If only live-row indexing passes, this RFC may prototype or shadow an insert/update-only path, but it does not authorize production shipping. A partial fast path requires a separately accepted RFC that names its O(rows) delete fallback and operational value. This RFC and the default-classifier O(delta) claim remain blocked until R2 passes.

9. Correctness gates

  • merge_truth_table remains byte-for-byte the semantic disposition oracle.
  • Property tests compare lineage and cursor classifiers over inserts, updates, deletes, endpoint moves, cycles, and conflicting constraints.
  • Dedicated cases cover compaction, index maintenance, restore, overwrite, lazy forks, and same-number/different-branch versions.
  • A one-row delete in a 1M-row table is the blocker test: the RFC cannot leave research status until it is both correct and flat in table size.
  • Surface guards pin every Lance version-column, stable-row-ID, deletion-vector, transaction, and index behavior used by the chosen implementation.
  • Fault tests move a side after discovery and prove OCC restarts instead of publishing stale classification.

10. Observability

For every merge table report classifier path, fallback reason, source/target candidate counts, deleted-ID discovery mechanism, fragments and bytes read, payload columns fetched, discovery latency, and whether shadow results matched.

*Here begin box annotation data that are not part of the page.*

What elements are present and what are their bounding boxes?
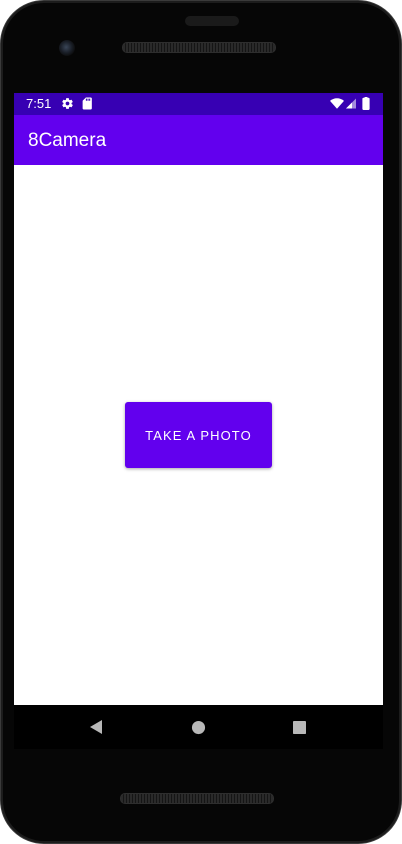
recents-icon[interactable] — [293, 721, 306, 734]
earpiece-speaker — [122, 42, 276, 53]
status-bar: 7:51 — [14, 93, 383, 115]
wifi-icon — [330, 98, 344, 109]
navigation-bar — [14, 705, 383, 749]
settings-gear-icon — [62, 98, 73, 109]
screen: 7:51 8Camera TAKE A PHOTO — [14, 93, 383, 705]
back-icon[interactable] — [88, 719, 104, 735]
status-time: 7:51 — [26, 96, 52, 111]
cellular-signal-icon — [346, 98, 356, 109]
main-content: TAKE A PHOTO — [14, 165, 383, 705]
battery-icon — [362, 97, 370, 110]
front-camera-icon — [59, 40, 75, 56]
phone-device: 7:51 8Camera TAKE A PHOTO — [0, 0, 402, 844]
sd-card-icon — [82, 97, 92, 110]
home-icon[interactable] — [191, 720, 206, 735]
bottom-speaker — [120, 793, 274, 804]
app-title: 8Camera — [28, 130, 107, 151]
app-bar: 8Camera — [14, 115, 383, 165]
take-photo-button[interactable]: TAKE A PHOTO — [125, 402, 272, 468]
top-notch-slot — [185, 16, 239, 26]
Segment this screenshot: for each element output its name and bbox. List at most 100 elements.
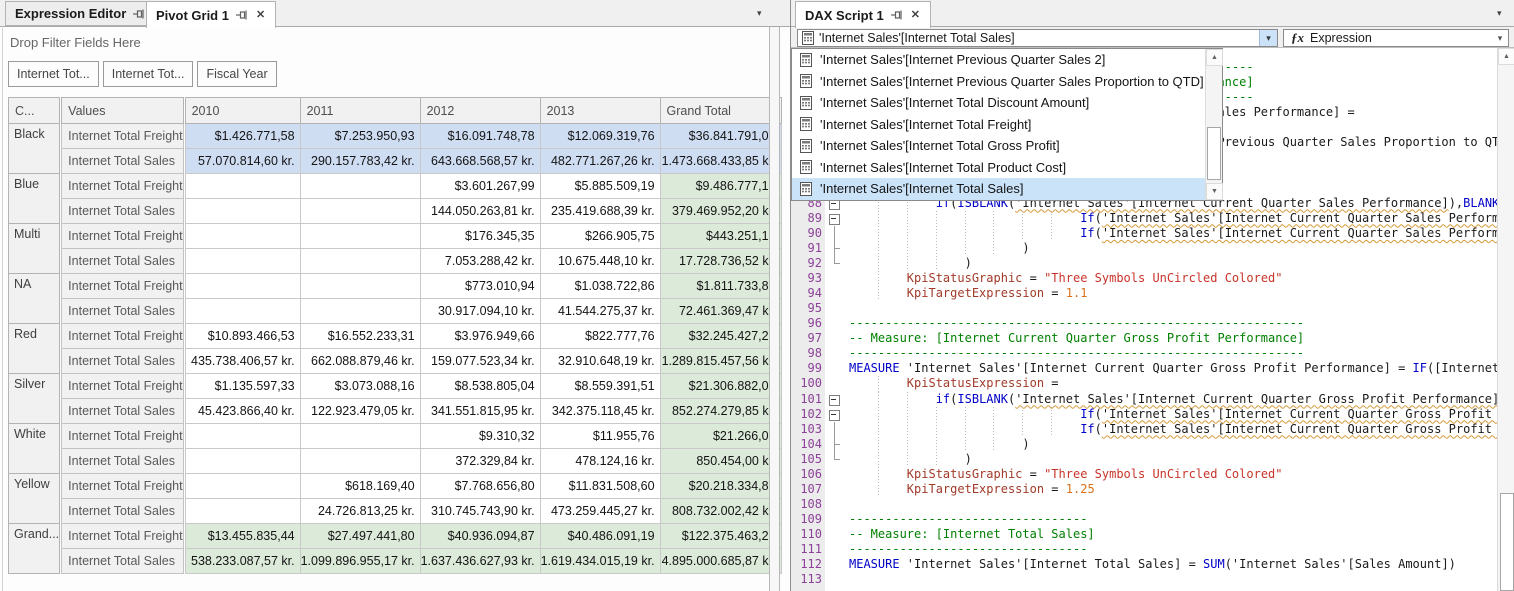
pivot-value-cell[interactable]: $443.251,10	[660, 224, 781, 249]
fold-marker-icon[interactable]	[827, 422, 843, 437]
code-line[interactable]: 101 if(ISBLANK('Internet Sales'[Internet…	[791, 392, 1514, 407]
pivot-value-cell[interactable]: $21.266,08	[660, 424, 781, 449]
pin-icon[interactable]	[891, 9, 903, 21]
code-line[interactable]: 108	[791, 497, 1514, 512]
pivot-value-cell[interactable]	[185, 299, 300, 324]
pivot-measure-label[interactable]: Internet Total Freight	[62, 324, 183, 349]
pivot-value-cell[interactable]: $7.253.950,93	[300, 124, 420, 149]
measure-dropdown-item[interactable]: 'Internet Sales'[Internet Total Gross Pr…	[792, 135, 1222, 157]
pivot-value-cell[interactable]: $20.218.334,81	[660, 474, 781, 499]
pivot-value-cell[interactable]: 538.233.087,57 kr.	[185, 549, 300, 574]
pivot-measure-label[interactable]: Internet Total Freight	[62, 274, 183, 299]
pivot-value-cell[interactable]: 342.375.118,45 kr.	[540, 399, 660, 424]
pivot-value-cell[interactable]: $122.375.463,29	[660, 524, 781, 549]
pivot-value-cell[interactable]: $9.486.777,18	[660, 174, 781, 199]
fold-marker-icon[interactable]	[827, 452, 843, 467]
pivot-column-header[interactable]: 2011	[300, 98, 420, 124]
expression-selector-combo[interactable]: ƒx Expression ▾	[1283, 29, 1509, 47]
close-icon[interactable]: ✕	[255, 10, 266, 21]
pivot-row-label[interactable]: Multi	[9, 224, 60, 274]
pivot-measure-label[interactable]: Internet Total Freight	[62, 524, 183, 549]
pivot-value-cell[interactable]: 478.124,16 kr.	[540, 449, 660, 474]
vertical-scrollbar[interactable]	[769, 27, 780, 591]
code-line[interactable]: 103 If('Internet Sales'[Internet Current…	[791, 422, 1514, 437]
code-line[interactable]: 113	[791, 572, 1514, 587]
code-line[interactable]: 97-- Measure: [Internet Current Quarter …	[791, 331, 1514, 346]
pivot-row-label[interactable]: Yellow	[9, 474, 60, 524]
pivot-value-cell[interactable]: 482.771.267,26 kr.	[540, 149, 660, 174]
pivot-value-cell[interactable]	[185, 474, 300, 499]
pivot-value-cell[interactable]: 1.473.668.433,85 kr.	[660, 149, 781, 174]
fold-marker-icon[interactable]	[827, 241, 843, 256]
pivot-value-cell[interactable]	[185, 274, 300, 299]
pivot-measure-label[interactable]: Internet Total Freight	[62, 174, 183, 199]
pivot-value-cell[interactable]: $21.306.882,04	[660, 374, 781, 399]
code-line[interactable]: 99MEASURE 'Internet Sales'[Internet Curr…	[791, 361, 1514, 376]
code-line[interactable]: 100 KpiStatusExpression =	[791, 376, 1514, 391]
scroll-down-icon[interactable]: ▼	[1206, 183, 1223, 200]
pivot-measure-label[interactable]: Internet Total Freight	[62, 374, 183, 399]
pivot-measure-label[interactable]: Internet Total Sales	[62, 249, 183, 274]
pivot-value-cell[interactable]	[300, 274, 420, 299]
pivot-value-cell[interactable]	[185, 174, 300, 199]
tab-overflow-icon[interactable]: ▾	[757, 8, 762, 19]
code-line[interactable]: 112MEASURE 'Internet Sales'[Internet Tot…	[791, 557, 1514, 572]
pivot-value-cell[interactable]: 662.088.879,46 kr.	[300, 349, 420, 374]
code-line[interactable]: 92 )	[791, 256, 1514, 271]
pivot-value-cell[interactable]: 310.745.743,90 kr.	[420, 499, 540, 524]
scroll-up-icon[interactable]: ▲	[1498, 48, 1514, 65]
pivot-value-cell[interactable]	[300, 174, 420, 199]
pivot-measure-label[interactable]: Internet Total Freight	[62, 124, 183, 149]
scroll-up-icon[interactable]: ▲	[1206, 49, 1223, 66]
pivot-value-cell[interactable]: 7.053.288,42 kr.	[420, 249, 540, 274]
pivot-value-cell[interactable]: 45.423.866,40 kr.	[185, 399, 300, 424]
drop-filter-zone[interactable]: Drop Filter Fields Here	[10, 35, 141, 50]
pivot-value-cell[interactable]: $9.310,32	[420, 424, 540, 449]
pivot-value-cell[interactable]: $7.768.656,80	[420, 474, 540, 499]
pivot-value-cell[interactable]: 159.077.523,34 kr.	[420, 349, 540, 374]
pin-icon[interactable]	[236, 9, 248, 21]
code-line[interactable]: 95	[791, 301, 1514, 316]
pivot-value-cell[interactable]	[300, 424, 420, 449]
tab-expression-editor[interactable]: Expression Editor	[5, 1, 155, 26]
pivot-row-label[interactable]: Red	[9, 324, 60, 374]
pivot-value-cell[interactable]: $822.777,76	[540, 324, 660, 349]
pivot-value-cell[interactable]: 290.157.783,42 kr.	[300, 149, 420, 174]
fold-marker-icon[interactable]	[827, 256, 843, 271]
tab-dax-script-1[interactable]: DAX Script 1 ✕	[795, 1, 931, 28]
pivot-value-cell[interactable]: $16.552.233,31	[300, 324, 420, 349]
pivot-measure-label[interactable]: Internet Total Sales	[62, 149, 183, 174]
code-line[interactable]: 93 KpiStatusGraphic = "Three Symbols UnC…	[791, 271, 1514, 286]
pivot-value-cell[interactable]: 57.070.814,60 kr.	[185, 149, 300, 174]
pivot-value-cell[interactable]: $1.811.733,80	[660, 274, 781, 299]
pivot-row-label[interactable]: Grand...	[9, 524, 60, 574]
pivot-measure-label[interactable]: Internet Total Sales	[62, 549, 183, 574]
pivot-value-cell[interactable]: 17.728.736,52 kr.	[660, 249, 781, 274]
pivot-value-cell[interactable]: 72.461.369,47 kr.	[660, 299, 781, 324]
pivot-measure-label[interactable]: Internet Total Sales	[62, 199, 183, 224]
tab-overflow-icon[interactable]: ▾	[1497, 8, 1502, 19]
pivot-value-cell[interactable]: 4.895.000.685,87 kr.	[660, 549, 781, 574]
pivot-value-cell[interactable]: $32.245.427,25	[660, 324, 781, 349]
fold-marker-icon[interactable]	[827, 437, 843, 452]
editor-scrollbar[interactable]: ▲	[1497, 48, 1514, 591]
pivot-value-cell[interactable]: $266.905,75	[540, 224, 660, 249]
measure-dropdown-item[interactable]: 'Internet Sales'[Internet Total Discount…	[792, 92, 1222, 114]
pivot-measure-label[interactable]: Internet Total Freight	[62, 424, 183, 449]
pin-icon[interactable]	[133, 8, 145, 20]
pivot-value-cell[interactable]: 808.732.002,42 kr.	[660, 499, 781, 524]
pivot-row-label[interactable]: NA	[9, 274, 60, 324]
pivot-measure-label[interactable]: Internet Total Sales	[62, 399, 183, 424]
code-line[interactable]: 110-- Measure: [Internet Total Sales]	[791, 527, 1514, 542]
pivot-value-cell[interactable]: $13.455.835,44	[185, 524, 300, 549]
measure-dropdown-item[interactable]: 'Internet Sales'[Internet Total Freight]	[792, 114, 1222, 136]
pivot-value-cell[interactable]: 30.917.094,10 kr.	[420, 299, 540, 324]
pivot-row-label[interactable]: White	[9, 424, 60, 474]
scrollbar-thumb[interactable]	[1500, 493, 1514, 591]
pivot-row-label[interactable]: Blue	[9, 174, 60, 224]
pivot-value-cell[interactable]: $10.893.466,53	[185, 324, 300, 349]
pivot-value-cell[interactable]: 10.675.448,10 kr.	[540, 249, 660, 274]
fold-marker-icon[interactable]	[827, 392, 843, 407]
pivot-row-label[interactable]: Silver	[9, 374, 60, 424]
pivot-value-cell[interactable]	[300, 449, 420, 474]
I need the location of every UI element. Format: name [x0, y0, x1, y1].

Metrics distinguish logical delta size from physical discovery work. This is required to catch an apparently correct path silently regressing to O(rows).

11. Research plan

Phase Content Exit criterion
R0 Instrument current cursor and changes paths; build shadow comparison harness semantic and I/O baselines
R1 Prove selective live-row discovery and branch-version mapping insert/update flat-cost gate
R2 Prototype all deletion-delta options against pinned Lance one option passes delete correctness + flat-cost gate
R3 Shadow new classifier across the full merge truth table and histories zero mismatches; explicit fallback ledger
R4 Enable lineage path behind a scoped feature/config gate production diagnostics within budgets
R5 Make lineage default and consider cursor retirement all fallbacks dispositioned; no physical gap can break merge

The RFC remains research / blocked through R2. Choosing an OmniGraph commit delta format in §4.3 requires its own format amendment before R3.